The Petroleum Human Resources Council of Canada (Petroleum HR Council) is the national forum that addresses human resources issues in the petroleum industry. We are a project-based sector council supported by eleven oil and gas industry organizations, including one union, and we represent the key areas of the petroleum industry in Canada: exploration, development, production, service industries, pipeline transmission, gas processing and mining, extracting and upgrading heavy oil and bitumen.
The Petroleum HR Council website is your first stop for relevant information about the oil and gas industry. In addition, the “Careers in Oil and Gas” website provides an in-depth look at career opportunities, training and education, and additional resources related to the industry.
- Working in the Petroleum Industry in Canada
- Before You Come to Canada
- Preparing to Work in the Petroleum Industry
- Finding a Job in Canada
- Additional Resources
Whether you prefer to work in an office or in the great outdoors, the oil and gas industry has a job that suits you.
Our industry offers occupations such as drilling rig operators, engineers, technologists and technicians as well as labourers and trades people. The “Working in Oil and Gas – A Day in the Life” section of our website provides a description of a typical day on the job for workers in oil and gas occupations.
Presently, our industry employs more than 500,000 people. New technologies are helping to expand the industry while also making the industry safer, more efficient and environmentally friendly. As a result, many companies are recruiting skilled and enthusiastic employees in all sectors of the industry, including people from diverse backgrounds just like you.
There are many important things you can do to improve your chances of success before you come to Canada.
The Foreign Credentials Referral Office is an organization of the Government of Canada that provides you with helpful resources such as the Planning to Work in Canada? workbook and the Working in Canada Tool. Use these resources to find important information and to develop your job-search plan.

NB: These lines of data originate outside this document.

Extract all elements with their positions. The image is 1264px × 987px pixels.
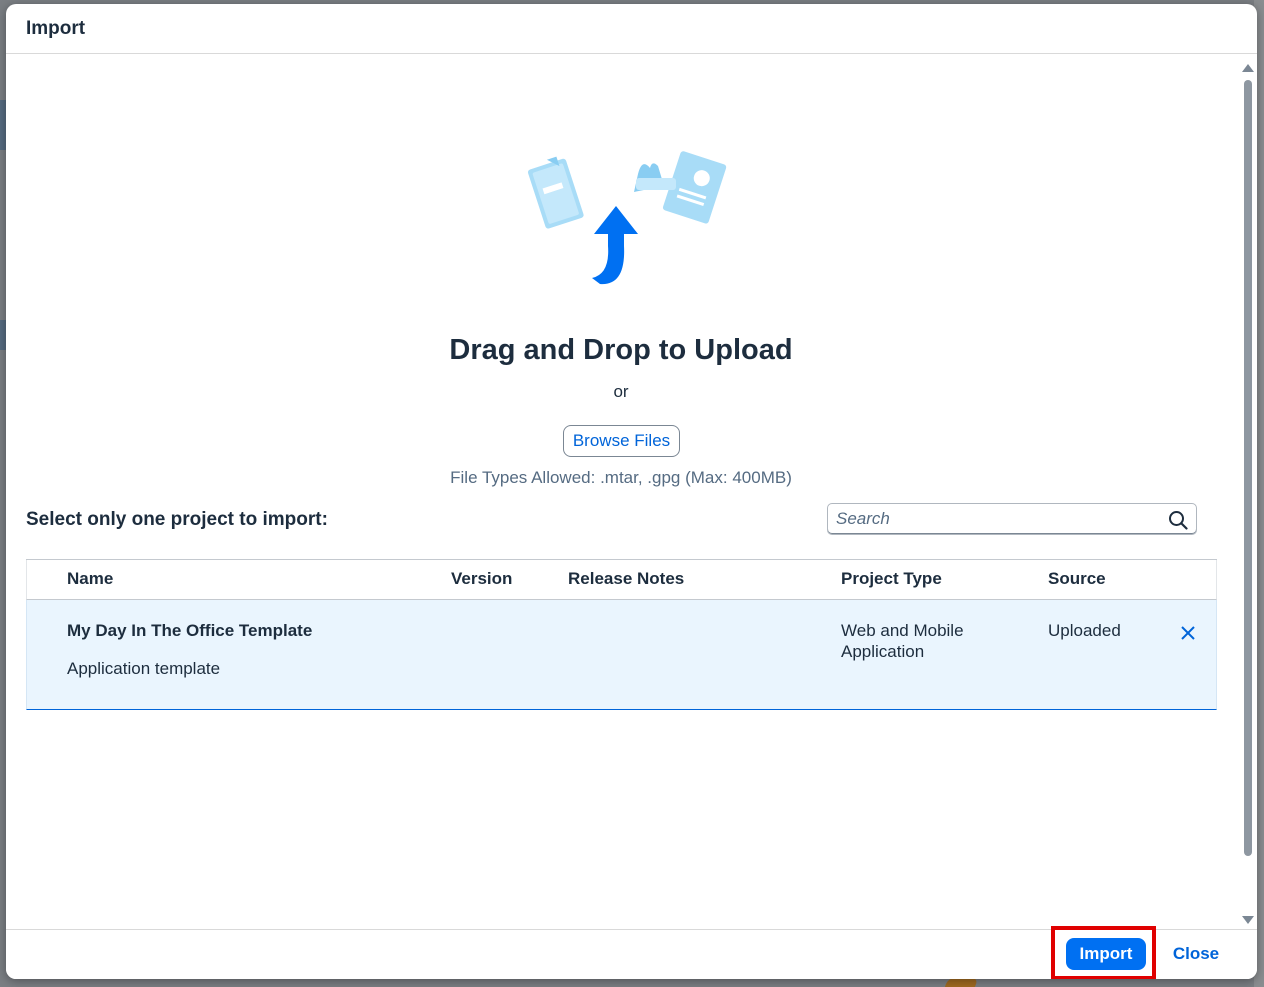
dialog-body: Drag and Drop to Upload or Browse Files … [6, 54, 1257, 929]
table-header: Name Version Release Notes Project Type … [26, 560, 1217, 600]
project-name: My Day In The Office Template [67, 621, 313, 640]
remove-row-button[interactable] [1177, 622, 1199, 644]
search-input[interactable] [836, 507, 1156, 531]
column-header-source: Source [1048, 569, 1106, 588]
projects-table: Name Version Release Notes Project Type … [26, 559, 1217, 710]
project-type: Web and Mobile Application [841, 621, 964, 661]
project-source: Uploaded [1048, 621, 1121, 640]
upload-title: Drag and Drop to Upload [449, 334, 793, 366]
select-project-label: Select only one project to import: [26, 509, 328, 530]
import-button[interactable]: Import [1066, 938, 1146, 970]
column-header-project-type: Project Type [841, 569, 942, 588]
column-header-release-notes: Release Notes [568, 569, 685, 588]
column-header-name: Name [67, 569, 114, 588]
close-button[interactable]: Close [1164, 938, 1228, 970]
project-description: Application template [67, 659, 221, 678]
background-decoration [943, 978, 979, 987]
column-header-version: Version [451, 569, 513, 588]
search-icon[interactable] [1168, 510, 1188, 530]
arrow-down-icon[interactable] [1242, 916, 1254, 924]
vertical-scrollbar[interactable] [1241, 64, 1254, 924]
dialog-header: Import [6, 4, 1257, 54]
import-dialog: Import Drag and Drop to Upload or Browse… [6, 4, 1257, 979]
dialog-title: Import [26, 17, 86, 39]
table-row[interactable]: My Day In The Office Template Applicatio… [26, 600, 1217, 710]
scrollbar-thumb[interactable] [1244, 80, 1252, 856]
file-types-hint: File Types Allowed: .mtar, .gpg (Max: 40… [450, 468, 792, 487]
close-icon [1181, 626, 1195, 640]
upload-illustration-icon [527, 151, 727, 285]
dialog-footer: Import Close [6, 926, 1257, 979]
arrow-up-icon[interactable] [1242, 64, 1254, 72]
browse-files-button[interactable]: Browse Files [563, 425, 680, 457]
search-field[interactable] [827, 503, 1197, 535]
or-text: or [613, 382, 629, 401]
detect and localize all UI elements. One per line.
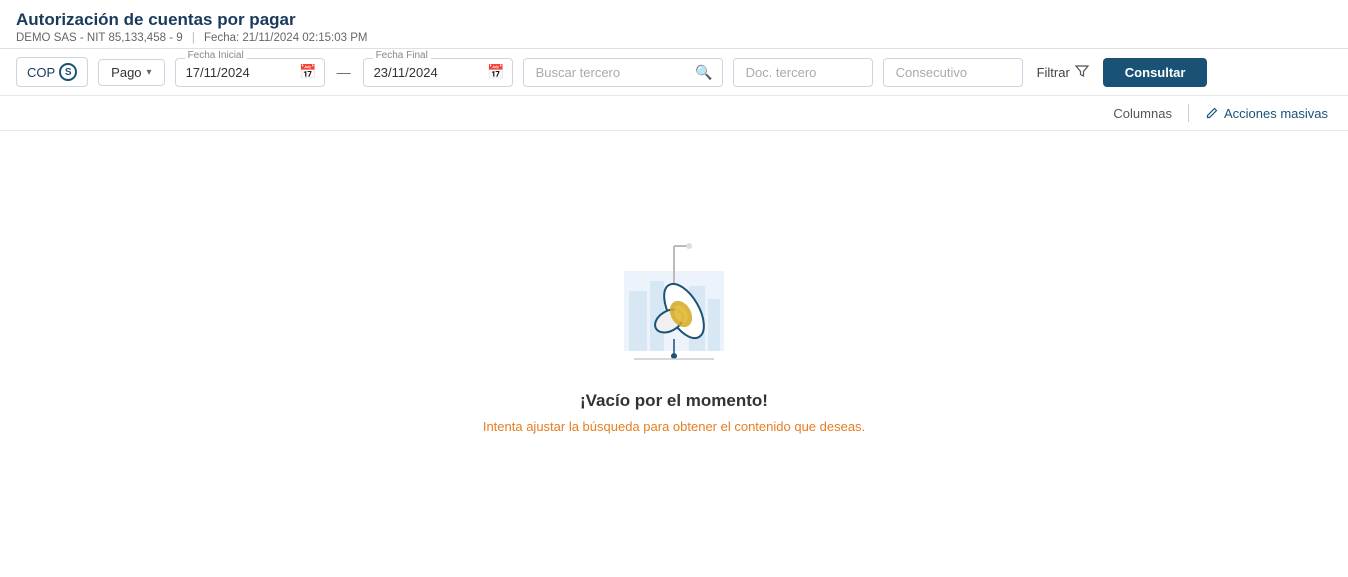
actions-divider (1188, 104, 1189, 122)
empty-illustration (574, 191, 774, 371)
doc-tercero-input[interactable] (733, 58, 873, 87)
date-range-separator: — (337, 64, 351, 80)
chevron-down-icon: ▾ (147, 67, 152, 78)
acciones-masivas-button[interactable]: Acciones masivas (1205, 106, 1328, 121)
currency-button[interactable]: COP S (16, 57, 88, 87)
header-subtitle: DEMO SAS - NIT 85,133,458 - 9 | Fecha: 2… (16, 32, 1332, 44)
search-icon: 🔍 (695, 64, 712, 81)
fecha-inicial-input[interactable] (175, 58, 325, 87)
fecha-inicial-label: Fecha Inicial (185, 50, 247, 61)
filtrar-button[interactable]: Filtrar (1033, 59, 1093, 86)
consecutivo-input[interactable] (883, 58, 1023, 87)
company-name: DEMO SAS - NIT 85,133,458 - 9 (16, 32, 183, 44)
actions-bar: Columnas Acciones masivas (0, 96, 1348, 131)
filtrar-label: Filtrar (1037, 65, 1070, 80)
fecha-inicial-field: Fecha Inicial 📅 (175, 58, 325, 87)
empty-state: ¡Vacío por el momento! Intenta ajustar l… (0, 131, 1348, 474)
currency-label: COP (27, 65, 55, 80)
filter-icon (1075, 64, 1089, 81)
toolbar: COP S Pago ▾ Fecha Inicial 📅 — Fecha Fin… (0, 49, 1348, 96)
empty-title: ¡Vacío por el momento! (580, 391, 768, 411)
buscar-tercero-field: 🔍 (523, 58, 723, 87)
columns-label: Columnas (1113, 106, 1172, 121)
currency-icon: S (59, 63, 77, 81)
divider: | (192, 32, 195, 44)
type-dropdown[interactable]: Pago ▾ (98, 59, 164, 86)
fecha-final-label: Fecha Final (373, 50, 431, 61)
page-title: Autorización de cuentas por pagar (16, 10, 1332, 30)
page-header: Autorización de cuentas por pagar DEMO S… (0, 0, 1348, 49)
empty-subtitle: Intenta ajustar la búsqueda para obtener… (483, 419, 865, 434)
fecha-final-field: Fecha Final 📅 (363, 58, 513, 87)
consultar-button[interactable]: Consultar (1103, 58, 1208, 87)
acciones-masivas-label: Acciones masivas (1224, 106, 1328, 121)
fecha-final-input[interactable] (363, 58, 513, 87)
type-label: Pago (111, 65, 141, 80)
columns-button[interactable]: Columnas (1113, 106, 1172, 121)
header-date: Fecha: 21/11/2024 02:15:03 PM (204, 32, 367, 44)
edit-icon (1205, 106, 1219, 120)
buscar-tercero-input[interactable] (523, 58, 723, 87)
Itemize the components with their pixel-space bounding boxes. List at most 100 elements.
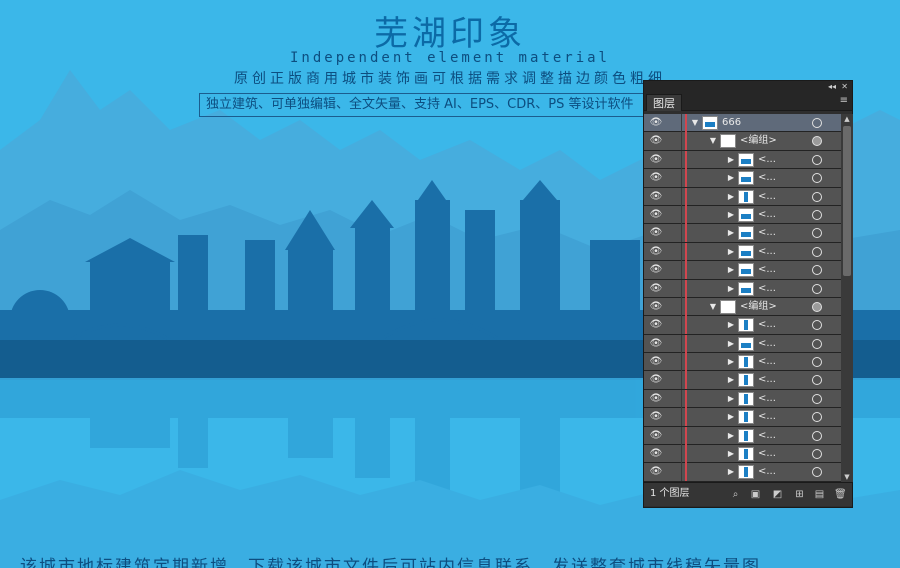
target-circle-icon[interactable]	[812, 320, 822, 331]
expand-triangle-icon[interactable]: ▶	[726, 188, 736, 206]
visibility-eye-icon[interactable]: 👁	[648, 335, 664, 353]
panel-title-bar[interactable]: ◂◂ ✕	[644, 81, 852, 93]
lock-toggle[interactable]	[666, 334, 682, 353]
lock-toggle[interactable]	[666, 114, 682, 132]
layer-row[interactable]: 👁 ▶ <...	[644, 279, 841, 298]
lock-toggle[interactable]	[666, 187, 682, 206]
layer-name[interactable]: <...	[758, 427, 776, 445]
visibility-eye-icon[interactable]: 👁	[648, 188, 664, 206]
layer-row[interactable]: 👁 ▶ <...	[644, 261, 841, 280]
visibility-eye-icon[interactable]: 👁	[648, 206, 664, 224]
layer-name[interactable]: <...	[758, 371, 776, 389]
visibility-eye-icon[interactable]: 👁	[648, 114, 664, 132]
layer-row[interactable]: 👁 ▶ <...	[644, 426, 841, 446]
target-circle-icon[interactable]	[812, 283, 822, 294]
lock-toggle[interactable]	[666, 408, 682, 427]
visibility-eye-icon[interactable]: 👁	[648, 408, 664, 426]
layer-name[interactable]: <编组>	[740, 298, 777, 316]
layer-row[interactable]: 👁 ▶ <...	[644, 205, 841, 225]
lock-toggle[interactable]	[666, 353, 682, 372]
panel-menu-icon[interactable]: ≡	[840, 95, 848, 107]
target-circle-icon[interactable]	[812, 118, 822, 128]
lock-toggle[interactable]	[666, 389, 682, 408]
expand-triangle-icon[interactable]: ▶	[726, 169, 736, 187]
layer-name[interactable]: 666	[722, 114, 741, 132]
layer-row[interactable]: 👁 ▼ 666	[644, 114, 841, 133]
layer-name[interactable]: <...	[758, 224, 776, 242]
layer-row[interactable]: 👁 ▶ <...	[644, 371, 841, 390]
collapse-triangle-icon[interactable]: ▼	[708, 298, 718, 316]
collect-export-icon[interactable]: ▣	[750, 489, 761, 500]
target-circle-icon[interactable]	[812, 154, 822, 165]
layer-name[interactable]: <...	[758, 408, 776, 426]
visibility-eye-icon[interactable]: 👁	[648, 280, 664, 298]
scrollbar-thumb[interactable]	[843, 126, 851, 276]
lock-toggle[interactable]	[666, 279, 682, 298]
visibility-eye-icon[interactable]: 👁	[648, 353, 664, 371]
lock-toggle[interactable]	[666, 371, 682, 390]
expand-triangle-icon[interactable]: ▶	[726, 463, 736, 481]
layer-name[interactable]: <...	[758, 463, 776, 481]
expand-triangle-icon[interactable]: ▶	[726, 353, 736, 371]
layer-name[interactable]: <...	[758, 353, 776, 371]
layer-name[interactable]: <...	[758, 280, 776, 298]
target-circle-icon[interactable]	[812, 338, 822, 349]
target-circle-icon[interactable]	[812, 173, 822, 184]
target-circle-icon[interactable]	[812, 467, 822, 478]
visibility-eye-icon[interactable]: 👁	[648, 371, 664, 389]
expand-triangle-icon[interactable]: ▶	[726, 445, 736, 463]
target-circle-icon[interactable]	[812, 412, 822, 423]
layer-row[interactable]: 👁 ▶ <...	[644, 353, 841, 372]
layer-name[interactable]: <...	[758, 316, 776, 334]
scroll-down-icon[interactable]: ▼	[841, 472, 853, 482]
layer-name[interactable]: <...	[758, 151, 776, 169]
layer-name[interactable]: <...	[758, 335, 776, 353]
target-circle-icon[interactable]	[812, 191, 822, 202]
layer-row[interactable]: 👁 ▶ <...	[644, 224, 841, 243]
lock-toggle[interactable]	[666, 132, 682, 151]
visibility-eye-icon[interactable]: 👁	[648, 316, 664, 334]
layer-row[interactable]: 👁 ▶ <...	[644, 242, 841, 262]
layer-list-scrollbar[interactable]: ▲ ▼	[841, 114, 853, 482]
layer-row[interactable]: 👁 ▶ <...	[644, 334, 841, 354]
lock-toggle[interactable]	[666, 297, 682, 316]
scroll-up-icon[interactable]: ▲	[841, 114, 853, 124]
layer-row[interactable]: 👁 ▼ <编组>	[644, 132, 841, 151]
visibility-eye-icon[interactable]: 👁	[648, 169, 664, 187]
layer-name[interactable]: <...	[758, 243, 776, 261]
layer-row[interactable]: 👁 ▼ <编组>	[644, 297, 841, 317]
target-circle-icon[interactable]	[812, 228, 822, 239]
search-icon[interactable]: ⌕	[730, 489, 741, 500]
visibility-eye-icon[interactable]: 👁	[648, 298, 664, 316]
visibility-eye-icon[interactable]: 👁	[648, 151, 664, 169]
layer-name[interactable]: <...	[758, 390, 776, 408]
double-chevron-icon[interactable]: ◂◂	[828, 81, 836, 93]
lock-toggle[interactable]	[666, 224, 682, 243]
target-circle-icon[interactable]	[812, 449, 822, 460]
collapse-triangle-icon[interactable]: ▼	[690, 114, 700, 132]
collapse-triangle-icon[interactable]: ▼	[708, 132, 718, 150]
target-circle-icon[interactable]	[812, 265, 822, 276]
new-layer-icon[interactable]: ▤	[814, 489, 825, 500]
target-circle-icon[interactable]	[812, 136, 822, 147]
expand-triangle-icon[interactable]: ▶	[726, 316, 736, 334]
lock-toggle[interactable]	[666, 316, 682, 335]
lock-toggle[interactable]	[666, 150, 682, 169]
layer-row[interactable]: 👁 ▶ <...	[644, 463, 841, 482]
expand-triangle-icon[interactable]: ▶	[726, 151, 736, 169]
layer-name[interactable]: <...	[758, 445, 776, 463]
visibility-eye-icon[interactable]: 👁	[648, 390, 664, 408]
layer-row[interactable]: 👁 ▶ <...	[644, 316, 841, 335]
tab-layers[interactable]: 图层	[646, 94, 682, 111]
expand-triangle-icon[interactable]: ▶	[726, 206, 736, 224]
lock-toggle[interactable]	[666, 261, 682, 280]
visibility-eye-icon[interactable]: 👁	[648, 261, 664, 279]
visibility-eye-icon[interactable]: 👁	[648, 132, 664, 150]
expand-triangle-icon[interactable]: ▶	[726, 427, 736, 445]
target-circle-icon[interactable]	[812, 301, 822, 312]
layer-row[interactable]: 👁 ▶ <...	[644, 445, 841, 464]
expand-triangle-icon[interactable]: ▶	[726, 224, 736, 242]
target-circle-icon[interactable]	[812, 375, 822, 386]
expand-triangle-icon[interactable]: ▶	[726, 243, 736, 261]
lock-toggle[interactable]	[666, 426, 682, 445]
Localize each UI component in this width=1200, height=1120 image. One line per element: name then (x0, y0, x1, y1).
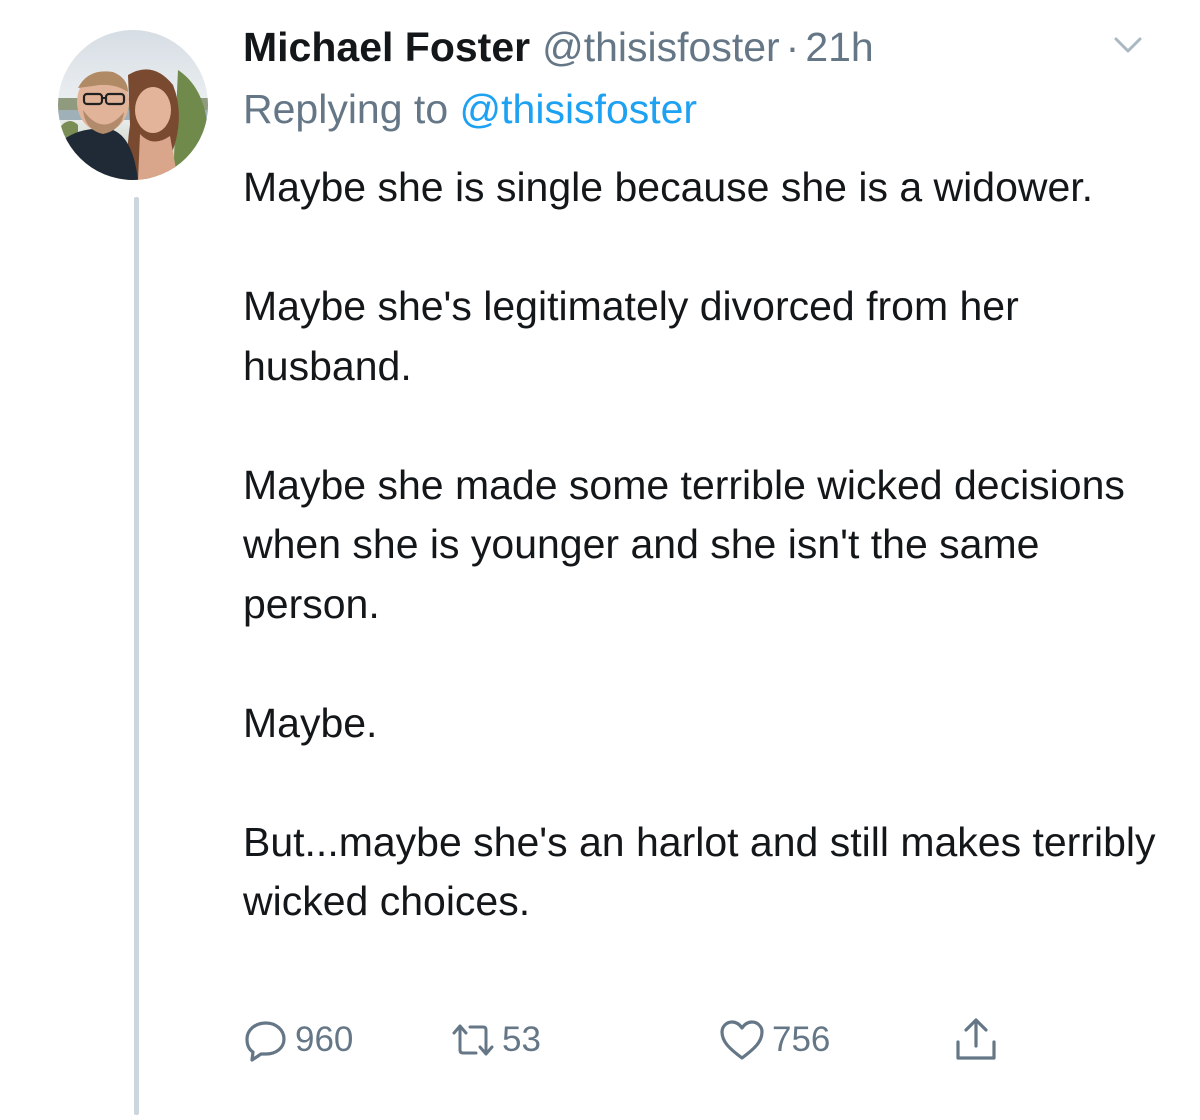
share-icon (956, 1018, 996, 1060)
like-count: 756 (772, 1020, 831, 1059)
tweet-paragraph: Maybe she is single because she is a wid… (243, 164, 1094, 210)
avatar-photo (58, 30, 208, 180)
thread-connector-line (134, 197, 139, 1115)
author-handle[interactable]: @thisisfoster (542, 24, 780, 71)
chevron-down-icon (1114, 37, 1142, 53)
more-menu-button[interactable] (1110, 30, 1146, 60)
separator-dot: · (785, 23, 800, 70)
replying-to-label: Replying to (243, 86, 460, 132)
tweet-paragraph: Maybe she made some terrible wicked deci… (243, 461, 1125, 627)
timestamp[interactable]: 21h (805, 24, 873, 71)
replying-to: Replying to @thisisfoster (243, 86, 697, 133)
retweet-count: 53 (502, 1020, 541, 1059)
tweet-text: Maybe she is single because she is a wid… (243, 158, 1163, 932)
like-button[interactable]: 756 (718, 1010, 830, 1070)
tweet-paragraph: Maybe. (243, 699, 378, 746)
retweet-icon (452, 1024, 494, 1056)
share-button[interactable] (953, 1010, 1005, 1070)
author-name[interactable]: Michael Foster (243, 24, 530, 71)
tweet-paragraph: Maybe she's legitimately divorced from h… (243, 283, 1019, 389)
reply-count: 960 (295, 1020, 354, 1059)
reply-button[interactable]: 960 (243, 1010, 353, 1070)
replying-to-handle[interactable]: @thisisfoster (460, 86, 698, 132)
reply-bubble-icon (245, 1021, 286, 1062)
tweet[interactable]: Michael Foster @thisisfoster · 21h Reply… (0, 0, 1200, 1120)
action-bar: 960 53 756 (0, 1010, 1200, 1070)
tweet-header: Michael Foster @thisisfoster · 21h (243, 22, 874, 72)
avatar[interactable] (58, 30, 208, 180)
tweet-paragraph: But...maybe she's an harlot and still ma… (243, 818, 1156, 925)
heart-icon (720, 1020, 764, 1060)
retweet-button[interactable]: 53 (450, 1010, 541, 1070)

Language skills are important for a successful career in Canada. You will need to prove your skills in English or French. This may require that you be assessed. If you need to improve your language skills, start before you come to Canada.
After you arrive, use the Government of Canada’s free settlement services which include language training, job-search help and, in some cases, job placements.
Your official education, work and identity documents are important. It is much easier for you to obtain your documents while still in your home country.
If your documents are not in English or French, you will need to have them translated. You may find more information on our website.
Regulation and Certification
Many jobs require a licence or a certificate to practise. These occupations include:
- Regulated professions
- Apprenticeable trades
It is important to note that provinces and territories may have different licensure and certification requirements. In some cases, this means that a person licensed in one province may have to apply for a different licence in order to work in another province or territory. You can use the Working in Canada Tool to find more information.
In the Canadian labour market, regulated occupations such as a pipeline engineer require a professional licence. Regulated professionals are expected to have completed several years of university or college, acquired practical experience in their chosen profession and have successfully completed a licensure examination.
It is important for you to understand how your credentials compare to those of workers in Canada. For example, internationally trained individuals may work as engineers in their home country, but will find that their occupation is classified as a technician or a technologist in Canada. Most technicians and technologists are not regulated by Canadian provincial laws. However, many employers require them to be certified. The Canadian Council of Technicians and Technologists (CCTT) is responsible for granting the certificates based on national benchmarks.
Many occupations in the petroleum industry, such as industrial electricians and rig technicians, are certified trades. In these trades, you may be required to complete an apprenticeship before obtaining your certification.
Some certified trades are known as Red Seal trades. This program enables workers to work in all provinces and territories. You will also find a list of interprovincial Red Seal trades on the “Careers in Oil and Gas” website.
Global demand for gas, combined with Canada’s vast oil and gas resources and advances in technology, suggests there will be many employment opportunities in this industry for decades to come.
Jobs in the petroleum industry can be found in most provinces and territories across the country. Be proactive in your search to find a job in the occupation and location of your interest.
Make sure you understand the skills requirements for your specific occupation. The “Working in Oil and Gas” tab has a “Choose Your Future Interactive Quiz” and “Career Options” section that will help you figure out where your skills fit. Here, you will also find a list of job descriptions as well as various “Occupational Summaries.”
The “Job Seeker Tools” tab is also an excellent way to find a job in the oil and gas industry. It has links to job boards where you can view postings and submit your résumé. It also provides helpful job search tips to help you match your skills with the right job.
You will also find valuable information on various technical and professional societies and associations within the oil and gas industry. Go to the “About the Industry” section for a comprehensive list of these associations and links to their websites.
In addition, it is important for you to understand the labour market. The “HR Issues” tab on the Petroleum Human Resources Council of Canada website provides you with the latest labour market information. You will find valuable information on other human resources issues such as skill shortages and retention, career advancement opportunities and the challenges faced by the petroleum industry.